They often say that the road to hell is paved with good intentions. I don’t know who said it first (I heard it was originated with St. Bernard, the saint, not the dog), but perhaps they were a 401(k) plan sponsor that had a loan provision that did the plan a lot of harm.
While the idea of a retirement plan is for a savings vehicle and any access by the participant to that money defeats that purpose, I like offering the provision so that a participant can leverage it when they are in a cash bind. If it’s their money, they should be able to tap it if they really need it.

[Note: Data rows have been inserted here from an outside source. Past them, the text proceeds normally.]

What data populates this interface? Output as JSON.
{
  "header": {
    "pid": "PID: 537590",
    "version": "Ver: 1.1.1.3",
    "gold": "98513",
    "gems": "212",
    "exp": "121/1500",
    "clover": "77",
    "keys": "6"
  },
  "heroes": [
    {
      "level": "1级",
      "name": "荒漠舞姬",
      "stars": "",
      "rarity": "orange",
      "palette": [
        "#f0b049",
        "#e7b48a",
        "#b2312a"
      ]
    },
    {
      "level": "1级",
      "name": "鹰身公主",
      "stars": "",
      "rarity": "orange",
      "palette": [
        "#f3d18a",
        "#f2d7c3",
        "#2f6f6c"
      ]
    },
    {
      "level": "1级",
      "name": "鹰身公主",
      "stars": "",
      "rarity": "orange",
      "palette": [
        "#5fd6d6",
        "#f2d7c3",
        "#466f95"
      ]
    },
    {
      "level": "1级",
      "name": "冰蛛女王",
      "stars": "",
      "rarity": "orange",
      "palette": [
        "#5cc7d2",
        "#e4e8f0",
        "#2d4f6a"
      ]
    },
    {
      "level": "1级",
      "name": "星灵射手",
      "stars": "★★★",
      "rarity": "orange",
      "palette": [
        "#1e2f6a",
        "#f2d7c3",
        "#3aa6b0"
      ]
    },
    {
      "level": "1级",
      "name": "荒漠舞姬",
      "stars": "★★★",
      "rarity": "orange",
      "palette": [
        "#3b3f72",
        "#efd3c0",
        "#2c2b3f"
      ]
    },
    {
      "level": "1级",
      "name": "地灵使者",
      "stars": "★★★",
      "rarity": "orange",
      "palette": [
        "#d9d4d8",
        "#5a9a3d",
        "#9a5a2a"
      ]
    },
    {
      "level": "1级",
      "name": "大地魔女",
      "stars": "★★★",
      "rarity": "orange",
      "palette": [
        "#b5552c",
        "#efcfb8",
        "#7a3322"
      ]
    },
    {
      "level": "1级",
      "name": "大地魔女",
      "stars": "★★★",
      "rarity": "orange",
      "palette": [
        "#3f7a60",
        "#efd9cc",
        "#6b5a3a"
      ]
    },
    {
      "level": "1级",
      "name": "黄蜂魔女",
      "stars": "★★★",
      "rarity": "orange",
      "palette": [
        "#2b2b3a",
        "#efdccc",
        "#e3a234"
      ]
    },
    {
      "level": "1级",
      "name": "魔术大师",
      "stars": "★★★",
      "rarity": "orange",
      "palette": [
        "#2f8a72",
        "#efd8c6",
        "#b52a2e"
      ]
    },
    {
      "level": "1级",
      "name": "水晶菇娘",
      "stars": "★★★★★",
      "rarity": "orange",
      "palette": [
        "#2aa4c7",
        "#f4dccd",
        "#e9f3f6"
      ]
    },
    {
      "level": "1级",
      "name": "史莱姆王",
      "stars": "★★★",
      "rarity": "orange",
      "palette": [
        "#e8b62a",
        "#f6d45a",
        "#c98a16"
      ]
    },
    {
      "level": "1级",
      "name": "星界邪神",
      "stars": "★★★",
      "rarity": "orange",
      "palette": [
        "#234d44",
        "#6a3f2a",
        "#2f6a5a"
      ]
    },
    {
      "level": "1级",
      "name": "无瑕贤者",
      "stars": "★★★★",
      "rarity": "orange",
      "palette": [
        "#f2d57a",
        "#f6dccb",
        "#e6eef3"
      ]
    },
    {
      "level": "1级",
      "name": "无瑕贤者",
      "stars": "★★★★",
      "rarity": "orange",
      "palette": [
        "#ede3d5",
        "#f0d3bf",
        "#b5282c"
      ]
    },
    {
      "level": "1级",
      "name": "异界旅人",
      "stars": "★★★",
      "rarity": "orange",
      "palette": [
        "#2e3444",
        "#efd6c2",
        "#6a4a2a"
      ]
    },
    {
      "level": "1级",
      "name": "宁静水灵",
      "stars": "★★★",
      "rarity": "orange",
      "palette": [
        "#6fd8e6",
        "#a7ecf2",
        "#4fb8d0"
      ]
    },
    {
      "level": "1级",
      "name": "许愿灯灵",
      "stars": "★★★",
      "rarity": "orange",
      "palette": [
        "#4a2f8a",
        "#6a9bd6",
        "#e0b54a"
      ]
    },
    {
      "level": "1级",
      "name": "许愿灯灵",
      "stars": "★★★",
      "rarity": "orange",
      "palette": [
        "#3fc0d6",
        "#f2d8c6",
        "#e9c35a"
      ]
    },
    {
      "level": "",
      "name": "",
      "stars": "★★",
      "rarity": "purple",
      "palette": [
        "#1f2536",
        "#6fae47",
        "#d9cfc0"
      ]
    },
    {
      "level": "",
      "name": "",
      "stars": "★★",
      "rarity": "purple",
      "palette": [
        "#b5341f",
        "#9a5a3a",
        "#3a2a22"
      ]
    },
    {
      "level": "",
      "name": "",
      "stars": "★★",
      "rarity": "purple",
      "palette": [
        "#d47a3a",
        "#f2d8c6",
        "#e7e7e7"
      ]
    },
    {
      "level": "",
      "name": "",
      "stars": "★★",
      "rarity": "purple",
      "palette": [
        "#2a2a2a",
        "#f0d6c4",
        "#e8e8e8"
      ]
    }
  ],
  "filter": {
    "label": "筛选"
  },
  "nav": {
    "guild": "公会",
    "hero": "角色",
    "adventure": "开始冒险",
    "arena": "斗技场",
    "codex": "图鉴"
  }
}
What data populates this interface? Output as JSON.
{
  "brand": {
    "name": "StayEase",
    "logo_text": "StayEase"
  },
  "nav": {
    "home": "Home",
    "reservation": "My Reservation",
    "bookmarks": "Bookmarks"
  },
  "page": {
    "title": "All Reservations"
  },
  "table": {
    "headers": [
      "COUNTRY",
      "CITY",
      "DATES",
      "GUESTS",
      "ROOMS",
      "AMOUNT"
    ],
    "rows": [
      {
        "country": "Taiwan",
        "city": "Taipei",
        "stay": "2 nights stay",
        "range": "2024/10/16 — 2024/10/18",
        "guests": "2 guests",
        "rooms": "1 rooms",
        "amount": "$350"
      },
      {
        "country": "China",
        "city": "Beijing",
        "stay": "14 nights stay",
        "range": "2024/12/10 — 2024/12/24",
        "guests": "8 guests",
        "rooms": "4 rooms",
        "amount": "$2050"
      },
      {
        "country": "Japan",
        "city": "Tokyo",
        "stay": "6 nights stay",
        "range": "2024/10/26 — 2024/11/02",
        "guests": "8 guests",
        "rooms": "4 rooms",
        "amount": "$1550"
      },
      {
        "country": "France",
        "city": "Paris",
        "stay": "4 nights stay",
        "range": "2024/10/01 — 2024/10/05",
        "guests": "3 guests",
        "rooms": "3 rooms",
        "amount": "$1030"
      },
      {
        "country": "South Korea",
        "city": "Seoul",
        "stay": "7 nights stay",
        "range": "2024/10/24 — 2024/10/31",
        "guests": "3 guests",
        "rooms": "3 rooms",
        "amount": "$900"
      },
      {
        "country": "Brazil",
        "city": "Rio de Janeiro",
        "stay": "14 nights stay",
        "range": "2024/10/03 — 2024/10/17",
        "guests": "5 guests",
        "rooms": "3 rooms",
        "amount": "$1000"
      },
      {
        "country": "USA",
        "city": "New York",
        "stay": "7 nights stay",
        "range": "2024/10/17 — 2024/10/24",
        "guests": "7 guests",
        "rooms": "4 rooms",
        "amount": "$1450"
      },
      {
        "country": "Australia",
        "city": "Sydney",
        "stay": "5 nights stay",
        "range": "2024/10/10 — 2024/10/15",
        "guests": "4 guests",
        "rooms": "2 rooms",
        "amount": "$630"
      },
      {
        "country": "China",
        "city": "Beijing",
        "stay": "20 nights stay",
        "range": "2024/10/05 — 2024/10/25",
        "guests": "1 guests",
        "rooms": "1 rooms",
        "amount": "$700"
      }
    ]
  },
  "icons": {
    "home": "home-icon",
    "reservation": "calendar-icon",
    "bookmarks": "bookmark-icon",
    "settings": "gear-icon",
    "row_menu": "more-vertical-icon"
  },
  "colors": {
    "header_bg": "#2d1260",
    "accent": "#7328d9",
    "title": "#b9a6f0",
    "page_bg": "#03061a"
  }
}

The problem with the loan provision is that I have come across too many compliance issues with it that has caused plan sponsors lots of grief. The grief usually involves the requirement that the loan be paid back in at least a quarterly basis or be considered a default, where the participant is required to receive a 1099 form for a deemed distribution. This error is as result of the third party administrator not keeping tabs on the loan. This may be a result of an incompetent administrator, incompetent plan sponsor, or as a result of the plan offering multiple loans. Any loan that does not meet any of the plan loan requirements is considered a prohibited transaction, which risks the plan’s tax qualification.
How to avoid the mess? I still think having a loan provision that offers multiple loans is a recipe for a disaster, I always recommend only allowing one loan outstanding at a time. In addition, make sure the TPA you work with has the software necessary to track these loans, as well as making sure the payroll information is correct for loan repayments.